Time:2019-07-26Views:35

Speaker: Charles Collot (Courant Institute, NYU)

Time: 15:00-17:00, August 5,7,9

Room: Room 1418, Management building, East Compus of USTC

  

Many partial differential equations display particular phenomena at the heart of which lie special solutions of the equation. Indeed, in some asymptotic configurations, one expects the solution to be well described by, for example, stationary states, traveling waves, backward or forward self-similar solutions. An open problem for many equations is to prove such a decomposition of the solution (soliton resolution), to study these special solutions, and to understand the phenomena they are responsible for. This course will focus on the singularity formation problem for the semi-linear heat equation and the Prandtl's system, and will aim at describing precisely some blow-up solutions. The first one is a famous model equation for which the theory has been well developed since the work of Fujita in the sixties, while the second is a fluid mechanics problem that has been intensively studied by physicists since the eighties, but that is still poorly understood at a mathematical level. In both problems, smooth solutions may not exist for all times: some become singular in finite time. This course aims at explaining this phenomenon, presenting basic and key notions, and focusing on the recent work of the author on energy supercritical phenomena, anisotropic singularities, and shock formation in fluid mechanics (with Merle, Rapha\el, Szeftel, and Ghoul, Ibrahim, Masmoudi).

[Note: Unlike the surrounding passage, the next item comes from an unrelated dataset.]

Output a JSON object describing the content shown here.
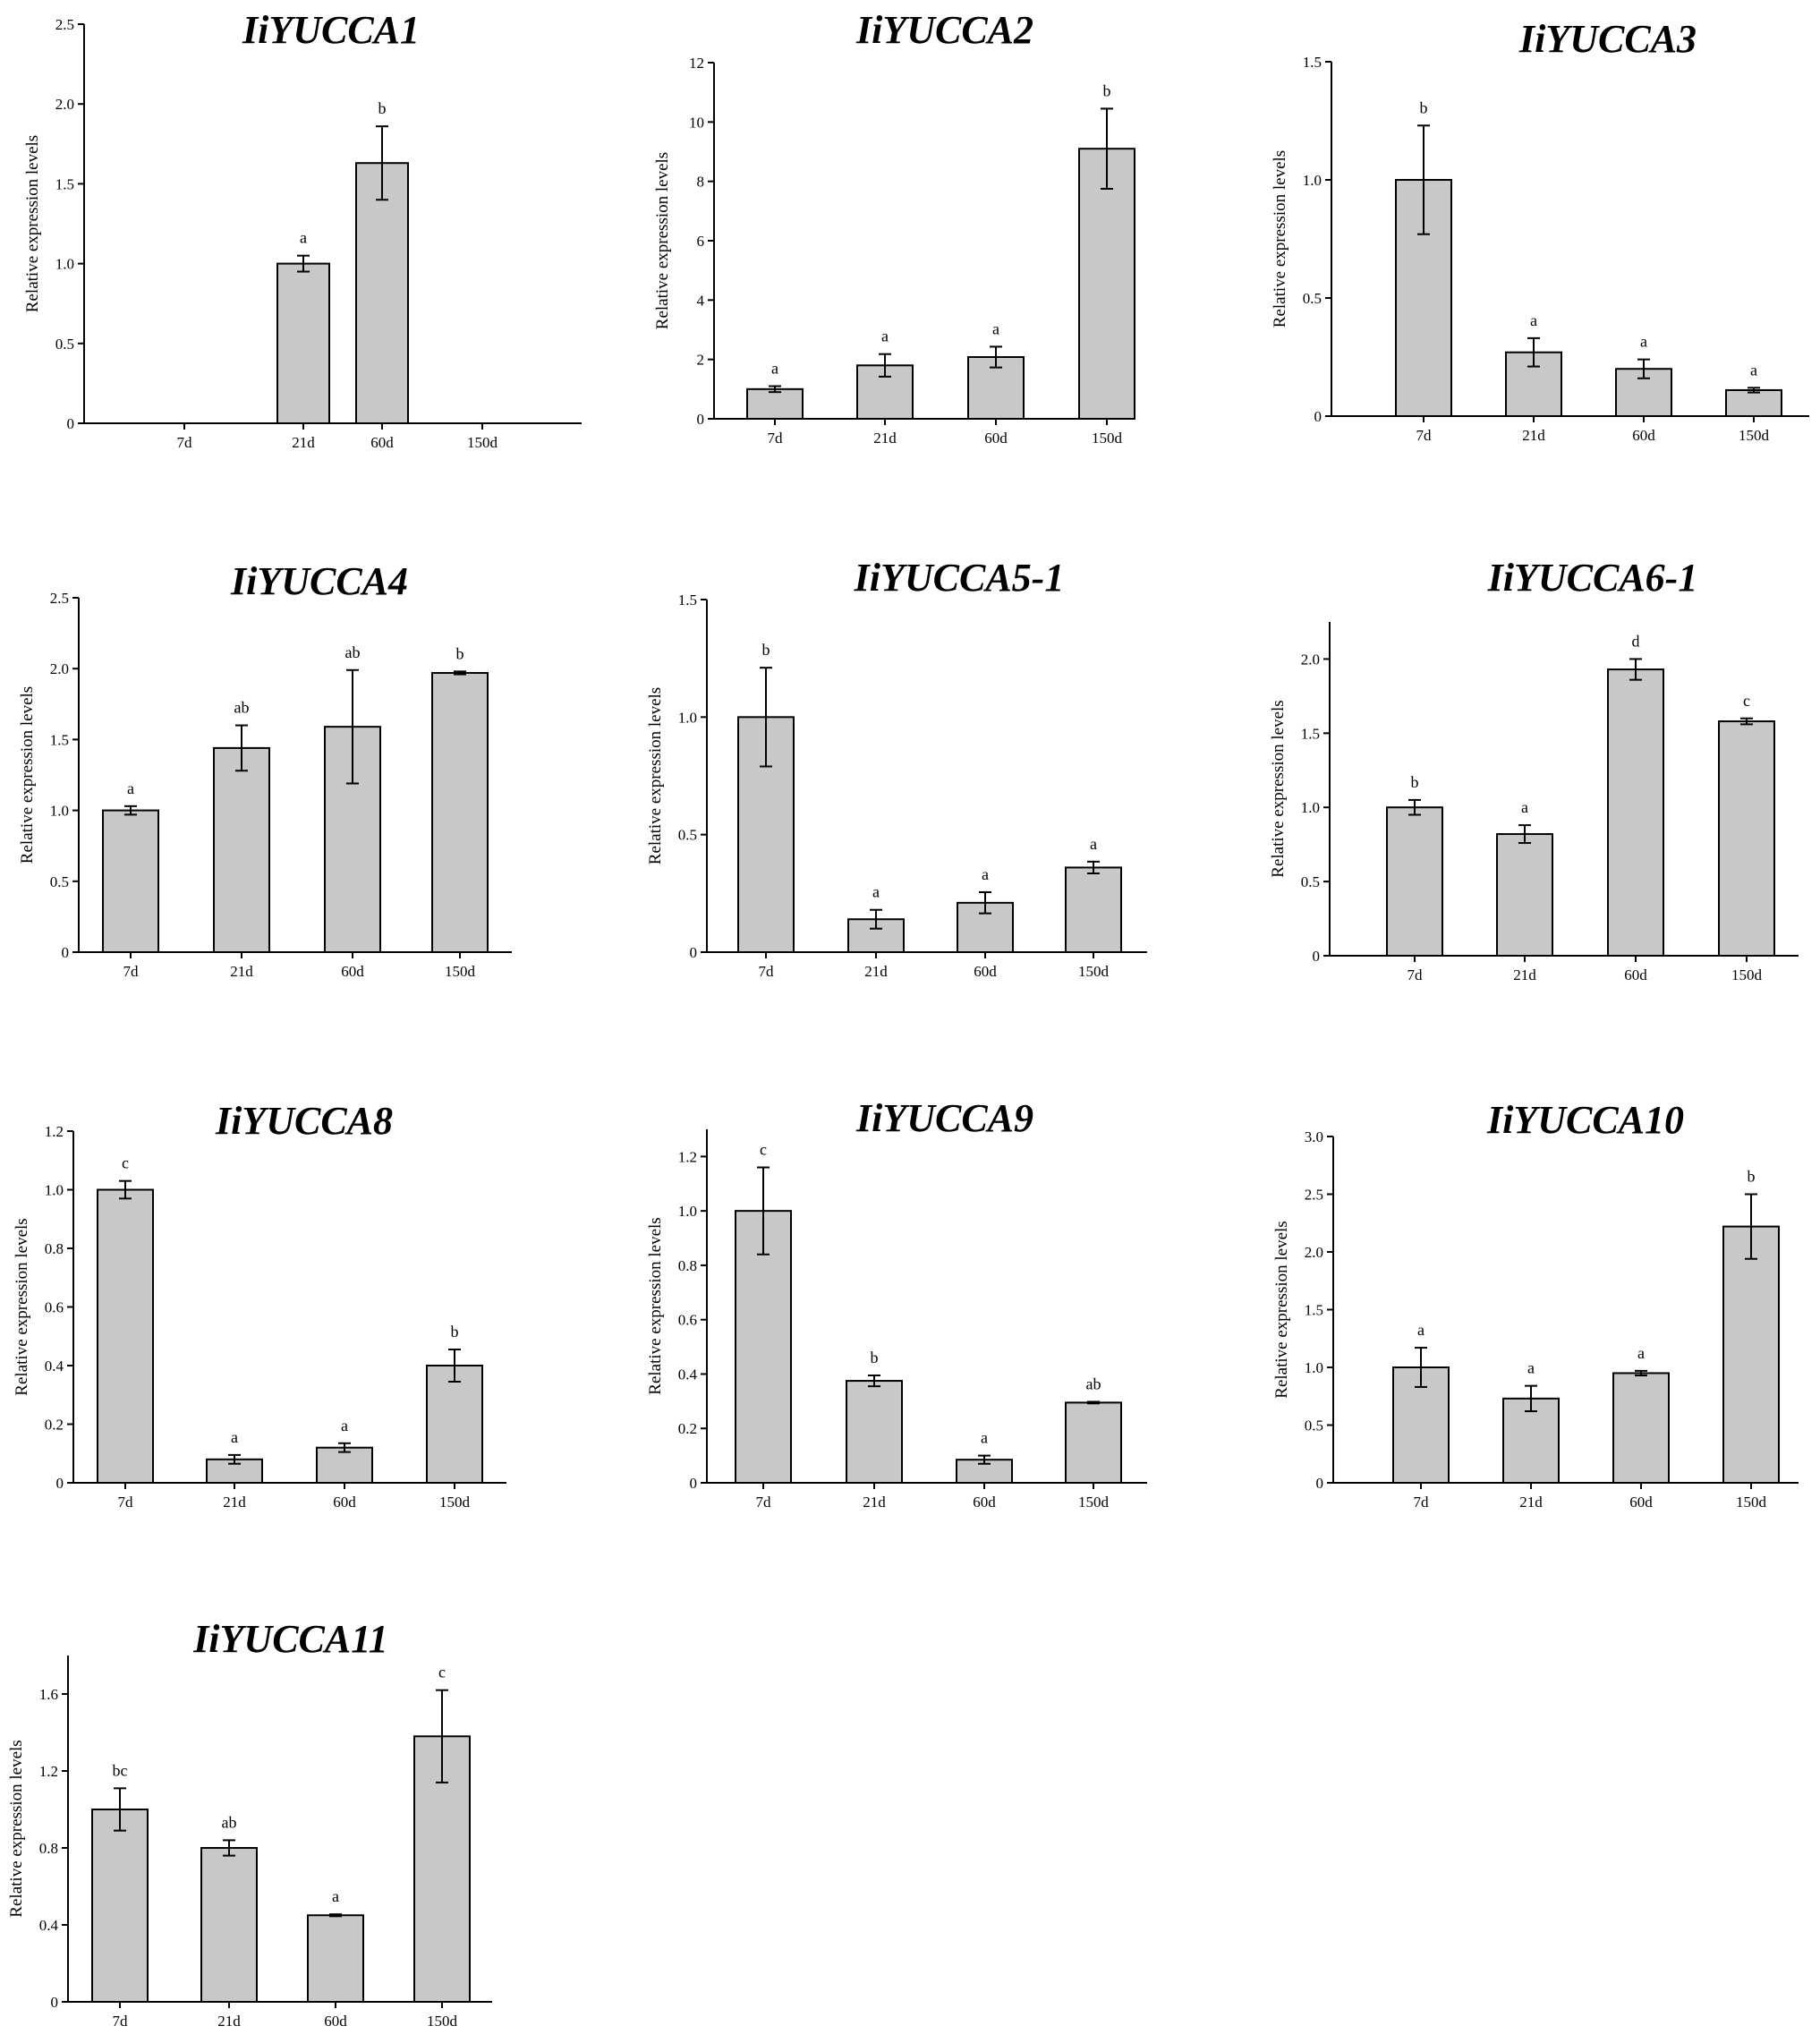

We shall first go over the Cauchy theory for nonlinear parabolic equations and quasilinear hyperbolic transport equations, to emphasize some key properties as regularising effects or the geometry of characteristics. Then, a key notion, that of self-similarity, will be explained both from a physical and mathematical perspective. It accounts for a simplification of the dynamics of the equation in certain regimes, especially during singularity formation. We will then show the existence of backward self-similar solutions, and prove that they appear as universal blow-up profiles in some configurations. The core of the course will be the stabilisation of truly or degenerate self-similar singular solutions. First, the linearized problem, modulation techniques, and topological tools will be presented for the stability of supercritical self-similar blow-up for the heat equation. Then, the full nonlinear analysis will be done for degenerate self-similar solutions to a reduced equation linked to the Prandtl's system. We will finish the course by the description of anisotropic singularities (with different behaviors in different space directions) for a Burgers equation with transverse viscosity. The last course will be devoted to a more general presentation of recent and related results in singularity formation for parabolic and dispersive equations, as well as for fluid problems.